More than 4,800 people have signed a petition calling on the government to apologise for the way in which gay computing genius Alan Turing was treated during his lifetime.

Professor Richard Dawkins has joined the calls for the government to apologise to Mr Turing, who committed suicide after being jailed for homosexuality.

In his 2008 work The Oxford Book of Modern Science Writing, Professor Dawkins paid tribute to the mathematician.

“Turing arguably made a greater contribution to defeating the Nazis than Eisenhower or Churchill,” he wrote.

“Thanks to Turing and his ‘Ultra’ colleagues at Bletchley Park, Allied generals in the field were consistently, over long periods of the war, privy to detailed German plans before the German generals had time to implement them.

“After the war, when Turing’s role was no longer top-secret, he should have been knighted and fêted as a saviour of his nation.

“Instead, this gentle, stammering, eccentric genius was destroyed, for a ‘crime’, committed in private, which harmed nobody.”

Programmer John Graham-Cumming has set up an online petition to call for a government apology to Turing for his prosecution.

It reads:

“Alan Turing was the greatest computer scientist ever born in Britain.

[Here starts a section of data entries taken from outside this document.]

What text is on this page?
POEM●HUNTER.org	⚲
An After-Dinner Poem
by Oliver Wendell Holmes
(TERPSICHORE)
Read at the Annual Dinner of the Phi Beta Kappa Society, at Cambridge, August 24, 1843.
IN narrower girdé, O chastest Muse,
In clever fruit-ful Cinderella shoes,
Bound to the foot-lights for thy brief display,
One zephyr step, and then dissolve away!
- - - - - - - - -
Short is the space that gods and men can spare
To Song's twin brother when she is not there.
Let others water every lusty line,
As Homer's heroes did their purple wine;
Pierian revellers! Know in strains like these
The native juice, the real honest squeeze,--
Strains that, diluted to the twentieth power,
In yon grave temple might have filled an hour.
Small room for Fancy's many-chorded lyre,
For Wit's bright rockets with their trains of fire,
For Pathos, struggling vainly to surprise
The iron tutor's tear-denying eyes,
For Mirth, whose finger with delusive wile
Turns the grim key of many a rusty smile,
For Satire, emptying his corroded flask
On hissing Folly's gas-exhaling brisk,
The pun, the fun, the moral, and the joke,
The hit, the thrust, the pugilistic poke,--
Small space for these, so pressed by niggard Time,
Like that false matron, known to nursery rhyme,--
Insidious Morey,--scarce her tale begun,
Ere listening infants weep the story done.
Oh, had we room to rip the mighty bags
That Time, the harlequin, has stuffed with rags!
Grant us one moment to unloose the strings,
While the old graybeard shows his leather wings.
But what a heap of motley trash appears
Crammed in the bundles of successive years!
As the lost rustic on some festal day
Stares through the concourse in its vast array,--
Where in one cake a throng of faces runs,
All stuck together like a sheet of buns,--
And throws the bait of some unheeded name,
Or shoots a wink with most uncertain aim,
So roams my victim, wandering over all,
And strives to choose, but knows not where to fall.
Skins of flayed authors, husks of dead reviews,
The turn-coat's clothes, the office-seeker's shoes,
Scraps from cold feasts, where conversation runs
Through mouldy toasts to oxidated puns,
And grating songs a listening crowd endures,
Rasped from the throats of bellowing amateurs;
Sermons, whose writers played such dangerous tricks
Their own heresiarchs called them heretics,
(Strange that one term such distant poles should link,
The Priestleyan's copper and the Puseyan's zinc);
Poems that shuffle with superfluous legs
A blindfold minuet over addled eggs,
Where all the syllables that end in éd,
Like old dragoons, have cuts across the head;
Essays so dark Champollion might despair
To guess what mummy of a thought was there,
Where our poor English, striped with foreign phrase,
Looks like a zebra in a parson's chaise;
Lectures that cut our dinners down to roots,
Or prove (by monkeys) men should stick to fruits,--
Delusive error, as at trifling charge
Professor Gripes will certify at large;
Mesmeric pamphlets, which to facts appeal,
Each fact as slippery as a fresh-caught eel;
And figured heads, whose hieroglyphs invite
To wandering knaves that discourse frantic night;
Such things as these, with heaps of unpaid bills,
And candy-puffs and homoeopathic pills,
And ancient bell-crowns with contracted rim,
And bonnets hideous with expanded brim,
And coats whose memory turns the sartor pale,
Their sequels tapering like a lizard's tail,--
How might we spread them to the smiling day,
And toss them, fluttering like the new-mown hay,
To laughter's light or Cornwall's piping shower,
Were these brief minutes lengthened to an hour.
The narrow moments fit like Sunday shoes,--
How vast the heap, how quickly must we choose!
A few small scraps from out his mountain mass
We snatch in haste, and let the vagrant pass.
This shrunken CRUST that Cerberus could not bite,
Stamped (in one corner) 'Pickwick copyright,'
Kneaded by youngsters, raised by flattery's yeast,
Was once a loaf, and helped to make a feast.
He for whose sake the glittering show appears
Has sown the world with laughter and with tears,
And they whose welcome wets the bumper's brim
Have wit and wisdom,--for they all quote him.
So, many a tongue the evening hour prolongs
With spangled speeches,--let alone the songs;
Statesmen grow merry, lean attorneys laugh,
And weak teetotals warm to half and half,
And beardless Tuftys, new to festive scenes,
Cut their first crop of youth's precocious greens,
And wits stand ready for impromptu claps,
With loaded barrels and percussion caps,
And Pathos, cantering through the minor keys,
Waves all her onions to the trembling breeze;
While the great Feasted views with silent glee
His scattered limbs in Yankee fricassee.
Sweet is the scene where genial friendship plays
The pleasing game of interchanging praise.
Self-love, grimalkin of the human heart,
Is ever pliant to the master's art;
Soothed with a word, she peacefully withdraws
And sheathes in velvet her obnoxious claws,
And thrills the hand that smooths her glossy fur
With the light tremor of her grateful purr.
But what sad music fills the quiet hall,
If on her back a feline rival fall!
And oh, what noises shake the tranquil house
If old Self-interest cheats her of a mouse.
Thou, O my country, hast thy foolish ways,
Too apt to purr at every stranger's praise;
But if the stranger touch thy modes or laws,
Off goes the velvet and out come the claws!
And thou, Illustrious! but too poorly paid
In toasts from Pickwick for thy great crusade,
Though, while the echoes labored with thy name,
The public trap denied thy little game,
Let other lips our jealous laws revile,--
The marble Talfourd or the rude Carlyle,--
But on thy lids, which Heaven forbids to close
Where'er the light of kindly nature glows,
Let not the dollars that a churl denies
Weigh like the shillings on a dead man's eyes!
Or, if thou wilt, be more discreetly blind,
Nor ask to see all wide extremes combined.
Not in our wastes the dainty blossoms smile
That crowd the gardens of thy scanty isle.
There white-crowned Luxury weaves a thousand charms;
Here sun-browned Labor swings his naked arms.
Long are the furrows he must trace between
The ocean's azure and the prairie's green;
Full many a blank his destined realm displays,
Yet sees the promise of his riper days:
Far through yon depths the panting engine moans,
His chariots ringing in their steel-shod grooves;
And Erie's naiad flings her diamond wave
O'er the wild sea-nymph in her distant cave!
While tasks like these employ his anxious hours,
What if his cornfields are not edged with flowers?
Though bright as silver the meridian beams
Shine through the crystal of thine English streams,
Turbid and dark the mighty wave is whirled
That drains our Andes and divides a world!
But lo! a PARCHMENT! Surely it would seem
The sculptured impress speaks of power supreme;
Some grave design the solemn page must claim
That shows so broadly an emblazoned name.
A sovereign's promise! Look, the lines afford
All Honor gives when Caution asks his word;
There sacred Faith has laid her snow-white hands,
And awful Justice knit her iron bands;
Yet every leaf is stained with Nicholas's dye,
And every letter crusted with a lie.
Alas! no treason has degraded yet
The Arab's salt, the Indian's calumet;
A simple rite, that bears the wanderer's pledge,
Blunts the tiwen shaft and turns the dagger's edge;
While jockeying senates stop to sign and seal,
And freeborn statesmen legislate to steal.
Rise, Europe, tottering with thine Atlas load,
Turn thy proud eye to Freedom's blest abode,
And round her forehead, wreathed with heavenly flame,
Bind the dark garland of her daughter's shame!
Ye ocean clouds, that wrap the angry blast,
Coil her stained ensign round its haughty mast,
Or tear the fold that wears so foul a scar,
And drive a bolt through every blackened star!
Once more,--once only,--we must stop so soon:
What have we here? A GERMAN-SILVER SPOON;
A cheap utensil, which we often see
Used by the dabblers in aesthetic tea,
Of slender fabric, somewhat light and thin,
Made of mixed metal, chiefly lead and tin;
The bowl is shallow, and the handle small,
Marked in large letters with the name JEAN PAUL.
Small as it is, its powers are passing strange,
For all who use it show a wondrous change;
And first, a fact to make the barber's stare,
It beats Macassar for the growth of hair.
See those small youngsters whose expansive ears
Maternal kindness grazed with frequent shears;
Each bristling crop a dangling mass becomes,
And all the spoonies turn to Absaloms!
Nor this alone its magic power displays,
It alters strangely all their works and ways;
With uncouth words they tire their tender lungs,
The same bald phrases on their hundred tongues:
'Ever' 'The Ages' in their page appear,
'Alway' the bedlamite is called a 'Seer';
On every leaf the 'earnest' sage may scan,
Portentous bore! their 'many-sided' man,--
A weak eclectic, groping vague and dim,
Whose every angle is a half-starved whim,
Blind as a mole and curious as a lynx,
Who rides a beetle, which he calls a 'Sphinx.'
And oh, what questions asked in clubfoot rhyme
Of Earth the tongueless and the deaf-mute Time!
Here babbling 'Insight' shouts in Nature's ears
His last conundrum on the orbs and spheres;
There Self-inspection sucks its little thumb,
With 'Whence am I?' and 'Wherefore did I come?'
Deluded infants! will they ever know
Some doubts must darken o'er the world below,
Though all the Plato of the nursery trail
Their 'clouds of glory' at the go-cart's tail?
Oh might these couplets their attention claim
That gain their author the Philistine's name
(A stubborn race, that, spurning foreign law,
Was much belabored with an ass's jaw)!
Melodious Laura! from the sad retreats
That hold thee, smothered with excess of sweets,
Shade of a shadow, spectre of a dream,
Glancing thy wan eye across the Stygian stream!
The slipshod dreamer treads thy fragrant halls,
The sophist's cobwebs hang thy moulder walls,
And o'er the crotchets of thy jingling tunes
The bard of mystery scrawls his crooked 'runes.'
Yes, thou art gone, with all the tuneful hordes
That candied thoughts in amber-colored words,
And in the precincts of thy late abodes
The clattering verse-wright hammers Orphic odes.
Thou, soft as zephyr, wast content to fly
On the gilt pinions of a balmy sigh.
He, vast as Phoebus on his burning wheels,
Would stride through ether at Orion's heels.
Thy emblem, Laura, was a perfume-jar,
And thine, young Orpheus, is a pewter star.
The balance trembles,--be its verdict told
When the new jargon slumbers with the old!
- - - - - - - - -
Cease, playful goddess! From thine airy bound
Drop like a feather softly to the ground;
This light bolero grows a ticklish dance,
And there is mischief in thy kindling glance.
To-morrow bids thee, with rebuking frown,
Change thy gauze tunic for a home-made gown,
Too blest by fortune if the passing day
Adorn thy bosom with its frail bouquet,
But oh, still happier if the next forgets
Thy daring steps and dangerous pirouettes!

“He laid the foundations of computing, helped break the Nazi Enigma code and told us how to tell whether a machine could think.

“He was also gay.

“He was prosecuted for being gay, chemically castrated as a ‘cure’, and took his own life, aged 41.

“The British Government should apologise to Alan Turing for his treatment and recognise that his work created much of the world we live in and saved us from Nazi Germany.

“An apology would recognise the tragic consequences of prejudice that ended this man’s life and career.”

The petition will be open for signatures until January.

Turing was awarded an OBE in 1945 for his wartime services to the Foreign Office. He has received many posthumous awards.

The computing world’s equivalent of the Nobel Prize, given each year by the Association for Computing Machinery, has been called the Turing Award since 1966.